Wednesday, July 27, 2022

Portuguese consumers file antitrust class actions against Apple and Google over their 30% app tax, seeking $200M: fifth country after U.S., UK, Australia, Netherlands

Today the Hausfeld law firm--the global leader in the recovery of antitrust damages--announced that "[c]ollective competition claims [i.e., antitrust class actions] against Apple and Google have been filed with the Portuguese Competition Court with a view to recovering compensation of up to €198 million total on behalf of 6.5 million Portuguese consumers and businesses who made purchases of apps or digital content, services and subscriptions within apps on both Apple’s iOS and Google Android devices."

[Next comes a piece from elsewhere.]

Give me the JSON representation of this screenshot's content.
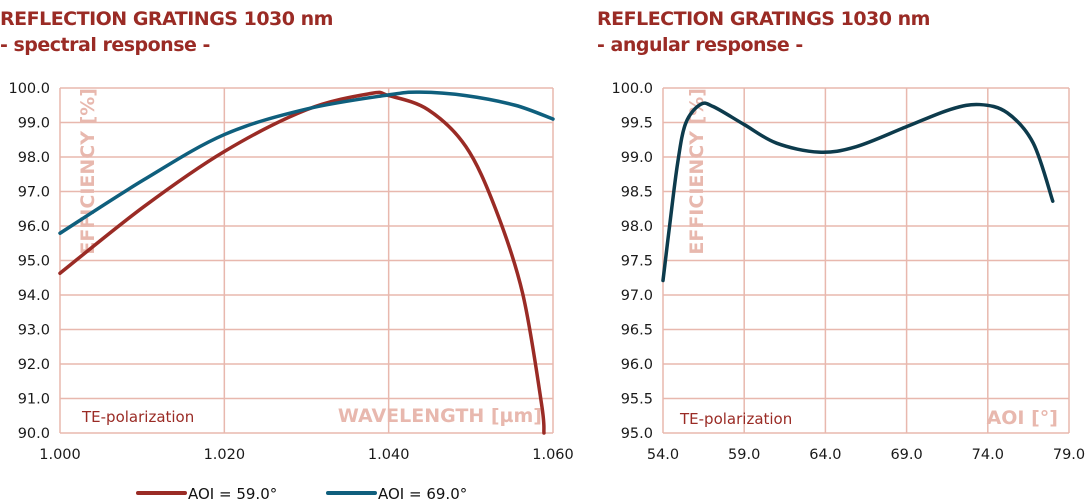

This makes the westernmost European country the fifth jurisdiction in which the world in which consumer class actions have been brought against Apple and Google over their infamous 30% app tax. The following earlier-filed cases are pending in four other jurisdictions:

And now there's the new pair of Portuguese class actions. The initial plaintiff and proposed class representative for 2.9 million App Store users and 3.6 million Google Play Store users is Fabrizio Esposito, Assistant Professor in Private Law at Lisbon-based NOVA School of Law. The J+Legal firm represents Apple customers while Cardigos represents Android users. The Portuguese firms are being supported by Hausfeld and Spanish law firm Eskariam, who have significant experience with class actions under EU competition law.

We'll see what country will become the sixth in which consumers bring class actions against Apple and Google over their app tax regime.

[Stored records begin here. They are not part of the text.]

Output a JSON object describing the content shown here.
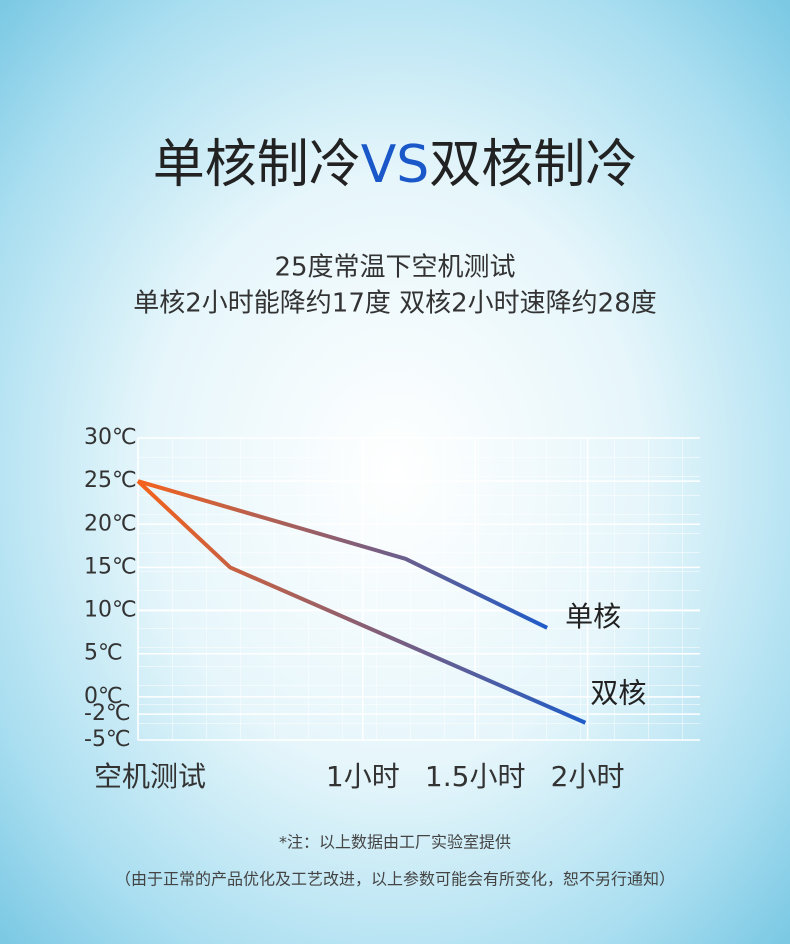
{
  "chart_data": {
    "type": "line",
    "title_parts": [
      "单核制冷",
      "VS",
      "双核制冷"
    ],
    "title_colors": [
      "#222222",
      "#1a58c9",
      "#222222"
    ],
    "subtitle": [
      "25度常温下空机测试",
      "单核2小时能降约17度  双核2小时速降约28度"
    ],
    "xlim": [
      0,
      2.5
    ],
    "xticks": [
      {
        "value": 0,
        "label": "空机测试"
      },
      {
        "value": 1,
        "label": "1小时"
      },
      {
        "value": 1.5,
        "label": "1.5小时"
      },
      {
        "value": 2,
        "label": "2小时"
      }
    ],
    "ylim": [
      -5,
      30
    ],
    "yticks": [
      {
        "value": 30,
        "label": "30℃"
      },
      {
        "value": 25,
        "label": "25℃"
      },
      {
        "value": 20,
        "label": "20℃"
      },
      {
        "value": 15,
        "label": "15℃"
      },
      {
        "value": 10,
        "label": "10℃"
      },
      {
        "value": 5,
        "label": "5℃"
      },
      {
        "value": 0,
        "label": "0℃"
      },
      {
        "value": -2,
        "label": "-2℃"
      },
      {
        "value": -5,
        "label": "-5℃"
      }
    ],
    "grid": true,
    "series": [
      {
        "name": "单核",
        "color": [
          "#f5621c",
          "#1f5cc9"
        ],
        "x": [
          0,
          1.19,
          1.82
        ],
        "values": [
          25,
          16,
          8
        ]
      },
      {
        "name": "双核",
        "color": [
          "#f5621c",
          "#1f5cc9"
        ],
        "x": [
          0,
          0.41,
          1.99
        ],
        "values": [
          25,
          15,
          -3
        ]
      }
    ],
    "notes": [
      "*注：以上数据由工厂实验室提供",
      "（由于正常的产品优化及工艺改进，以上参数可能会有所变化，恕不另行通知）"
    ]
  }
}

All those consumer class actions are a serious threat to Apple, which doesn't really care about whether developers feel treated fairly as Tim Cook's deposition at last year's Epic Games v. Apple trial showed, but which does want to be loved--if not worshipped--by consumers. Now imagine a scenario in which at least some of those class actions succeed and many millions--potentially hundreds of millions--of Apple customers worldwide receive letters informing them of the fact that Apple has been found by the courts to have illegally overcharged them, and has been ordered to refund the excessive parts of those App Store charges. It would be devastating--the modern-era equivalent of a medieval pillory.

Google won't like it either, but most Android devices are not made by Google itself, and consumers would still use Android as well as Google's search engine. But Apple's brand would suffer greater damage.

The problem for Apple and Google is that it wouldn't even look a lot better if they settled. Consumers would still receive those letters notifying them that Apple and Google were sued for having overcharged end users, and in that hypothetical scenario would have agreed to make payments.